Adapting now is what’s cool. The thing to do. So I’m learning to drink my coffee the tropical way — raw cacao, coconut milk, and cane sugar. No milk because there are no cows or goats to be milked here. Eggs come from the mainland and are processed, chem-washed, and waxed. There are roosters and chickens, but you are hard pressed to find their eggs for some reason.
I wake and feel hungry, but I’m thirsty so I have a breakfast of water. Second breakfast of coffee as described. Third breakfast of fried apple banana, mangos, and rice.
Cats shouldn’t be locked inside human structures. They get angry. I know why, but I don’t enjoy their bitter and resentful company. They want things from me I don’t understand. When I don’t give, they piss on my bed — apparently.

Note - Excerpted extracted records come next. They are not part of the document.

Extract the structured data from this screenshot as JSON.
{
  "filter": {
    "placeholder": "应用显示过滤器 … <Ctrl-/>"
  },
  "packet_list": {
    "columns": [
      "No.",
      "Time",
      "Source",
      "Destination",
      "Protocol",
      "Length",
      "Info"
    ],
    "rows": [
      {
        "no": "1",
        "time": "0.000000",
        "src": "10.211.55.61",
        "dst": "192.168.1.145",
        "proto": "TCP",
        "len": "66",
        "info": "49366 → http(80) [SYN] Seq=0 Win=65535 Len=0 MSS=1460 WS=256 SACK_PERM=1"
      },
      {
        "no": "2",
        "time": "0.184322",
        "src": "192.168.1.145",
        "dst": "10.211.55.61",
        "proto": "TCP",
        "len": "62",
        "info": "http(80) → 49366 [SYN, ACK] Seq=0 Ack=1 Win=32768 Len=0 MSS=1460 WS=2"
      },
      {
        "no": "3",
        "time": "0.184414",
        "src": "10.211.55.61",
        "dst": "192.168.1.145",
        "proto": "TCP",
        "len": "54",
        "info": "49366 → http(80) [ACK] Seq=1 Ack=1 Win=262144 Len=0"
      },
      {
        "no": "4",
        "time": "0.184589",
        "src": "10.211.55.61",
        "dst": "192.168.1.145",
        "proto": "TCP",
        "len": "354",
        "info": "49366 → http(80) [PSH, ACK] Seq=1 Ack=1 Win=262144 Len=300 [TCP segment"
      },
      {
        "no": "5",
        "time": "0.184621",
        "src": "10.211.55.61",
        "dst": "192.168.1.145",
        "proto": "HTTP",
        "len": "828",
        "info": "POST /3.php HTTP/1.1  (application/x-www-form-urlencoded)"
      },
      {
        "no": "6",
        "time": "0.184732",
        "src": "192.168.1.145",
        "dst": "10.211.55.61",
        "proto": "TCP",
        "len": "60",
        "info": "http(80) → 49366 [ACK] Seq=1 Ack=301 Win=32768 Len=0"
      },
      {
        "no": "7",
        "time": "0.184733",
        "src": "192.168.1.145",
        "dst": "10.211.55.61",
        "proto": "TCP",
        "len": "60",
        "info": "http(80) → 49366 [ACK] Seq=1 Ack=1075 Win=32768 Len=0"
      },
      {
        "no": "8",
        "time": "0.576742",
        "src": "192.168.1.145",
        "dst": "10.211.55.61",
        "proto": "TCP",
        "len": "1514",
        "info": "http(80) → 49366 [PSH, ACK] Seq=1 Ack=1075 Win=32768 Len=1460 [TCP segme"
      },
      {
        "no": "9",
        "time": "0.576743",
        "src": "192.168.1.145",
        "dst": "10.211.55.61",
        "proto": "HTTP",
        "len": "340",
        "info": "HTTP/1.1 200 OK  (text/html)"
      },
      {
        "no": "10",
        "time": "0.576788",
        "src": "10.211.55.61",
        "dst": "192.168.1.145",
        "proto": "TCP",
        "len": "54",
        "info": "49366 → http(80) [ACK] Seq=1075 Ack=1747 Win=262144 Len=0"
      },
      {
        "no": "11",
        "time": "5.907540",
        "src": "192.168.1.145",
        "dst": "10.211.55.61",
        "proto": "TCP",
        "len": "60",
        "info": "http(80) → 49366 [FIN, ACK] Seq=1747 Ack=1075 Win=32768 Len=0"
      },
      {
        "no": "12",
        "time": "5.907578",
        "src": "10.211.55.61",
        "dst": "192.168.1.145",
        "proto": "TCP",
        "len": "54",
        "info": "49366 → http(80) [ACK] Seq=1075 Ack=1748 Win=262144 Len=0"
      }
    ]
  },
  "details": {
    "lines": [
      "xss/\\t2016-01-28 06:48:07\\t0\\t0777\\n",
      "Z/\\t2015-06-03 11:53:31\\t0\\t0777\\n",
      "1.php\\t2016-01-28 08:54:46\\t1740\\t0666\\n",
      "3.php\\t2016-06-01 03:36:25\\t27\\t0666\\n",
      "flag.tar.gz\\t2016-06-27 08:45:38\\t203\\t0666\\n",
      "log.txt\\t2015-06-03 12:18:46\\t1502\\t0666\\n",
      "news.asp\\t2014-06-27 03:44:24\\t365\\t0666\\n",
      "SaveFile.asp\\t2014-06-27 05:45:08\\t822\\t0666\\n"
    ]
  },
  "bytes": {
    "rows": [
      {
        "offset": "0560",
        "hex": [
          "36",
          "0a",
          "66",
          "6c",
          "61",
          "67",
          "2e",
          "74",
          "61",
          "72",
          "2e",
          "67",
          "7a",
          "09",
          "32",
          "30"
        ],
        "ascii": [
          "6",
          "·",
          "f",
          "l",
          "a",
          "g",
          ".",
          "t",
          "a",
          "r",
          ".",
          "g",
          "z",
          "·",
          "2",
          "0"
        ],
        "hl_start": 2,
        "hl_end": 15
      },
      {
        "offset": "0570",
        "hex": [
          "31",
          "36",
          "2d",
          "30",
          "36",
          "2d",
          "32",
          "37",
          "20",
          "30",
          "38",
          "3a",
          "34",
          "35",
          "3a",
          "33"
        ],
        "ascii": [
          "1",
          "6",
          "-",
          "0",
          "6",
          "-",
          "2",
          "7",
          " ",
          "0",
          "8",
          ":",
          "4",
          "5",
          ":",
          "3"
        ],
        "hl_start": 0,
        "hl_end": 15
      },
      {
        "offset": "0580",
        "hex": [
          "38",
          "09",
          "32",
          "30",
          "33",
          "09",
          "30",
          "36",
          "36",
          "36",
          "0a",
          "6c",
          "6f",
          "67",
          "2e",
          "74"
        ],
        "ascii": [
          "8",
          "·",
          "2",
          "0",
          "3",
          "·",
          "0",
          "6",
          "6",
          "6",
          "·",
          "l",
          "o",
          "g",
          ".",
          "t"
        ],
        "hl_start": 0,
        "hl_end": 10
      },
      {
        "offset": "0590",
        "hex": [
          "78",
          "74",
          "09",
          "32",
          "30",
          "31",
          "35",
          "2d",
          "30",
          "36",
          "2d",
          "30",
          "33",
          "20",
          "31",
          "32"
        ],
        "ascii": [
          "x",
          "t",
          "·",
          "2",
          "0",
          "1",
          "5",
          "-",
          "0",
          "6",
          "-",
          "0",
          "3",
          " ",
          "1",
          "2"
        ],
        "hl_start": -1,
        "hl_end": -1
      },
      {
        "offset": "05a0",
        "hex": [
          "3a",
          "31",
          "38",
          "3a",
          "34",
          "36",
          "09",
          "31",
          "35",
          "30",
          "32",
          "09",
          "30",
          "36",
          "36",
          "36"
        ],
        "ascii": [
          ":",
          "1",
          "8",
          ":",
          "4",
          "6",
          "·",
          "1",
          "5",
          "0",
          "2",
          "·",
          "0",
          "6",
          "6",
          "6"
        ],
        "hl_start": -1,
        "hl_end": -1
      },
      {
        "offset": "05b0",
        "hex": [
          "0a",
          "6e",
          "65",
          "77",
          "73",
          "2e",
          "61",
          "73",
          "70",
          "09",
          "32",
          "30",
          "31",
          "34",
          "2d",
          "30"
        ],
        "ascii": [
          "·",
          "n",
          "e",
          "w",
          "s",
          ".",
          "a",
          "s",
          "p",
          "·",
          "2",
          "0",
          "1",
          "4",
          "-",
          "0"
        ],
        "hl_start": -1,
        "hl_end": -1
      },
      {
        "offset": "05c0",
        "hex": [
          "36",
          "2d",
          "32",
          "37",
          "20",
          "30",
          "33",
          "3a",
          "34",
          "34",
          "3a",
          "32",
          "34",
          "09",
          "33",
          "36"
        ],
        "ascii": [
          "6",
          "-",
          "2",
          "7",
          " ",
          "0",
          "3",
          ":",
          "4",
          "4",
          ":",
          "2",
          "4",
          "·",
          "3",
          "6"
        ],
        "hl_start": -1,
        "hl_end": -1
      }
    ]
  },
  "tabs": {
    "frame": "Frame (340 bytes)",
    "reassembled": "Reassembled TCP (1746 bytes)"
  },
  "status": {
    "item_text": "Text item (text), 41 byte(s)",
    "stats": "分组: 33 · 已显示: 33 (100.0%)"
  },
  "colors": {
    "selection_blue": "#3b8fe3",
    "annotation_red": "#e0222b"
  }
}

All morning wasted washing sheets and pillows that still smell like piss. I had to wash my face because I inadvertently stuck my nose in it. Fucking sick.
I’ll get out soon and fix my broken gear-shift cable after a dragging uneventful ride down to the shop, stuck in the slowest gear possible. I’ll cruise along like I have nowhere to go, and when I get my cable re-installed — get back to life at the speed I like.
Venture down, again, to the beach. Funny how its proximity and the air here makes me feel guilty, strange, off if I’m not there. Maybe it’s preconceived notions. Maybe it’s just that nowhere else is as nice. Maybe, today, I will dive in the water. Maybe I will find sea swallows brilliant glittering white-blue on the sand. Maybe I will use seed pods like paintbrushes again and write in 平仮名 (hiragana) just because I can. Maybe I will leave マジック (majika) marks all over this mountainous ocean land.
No plans. Don’t need any. Just rolling with the flow.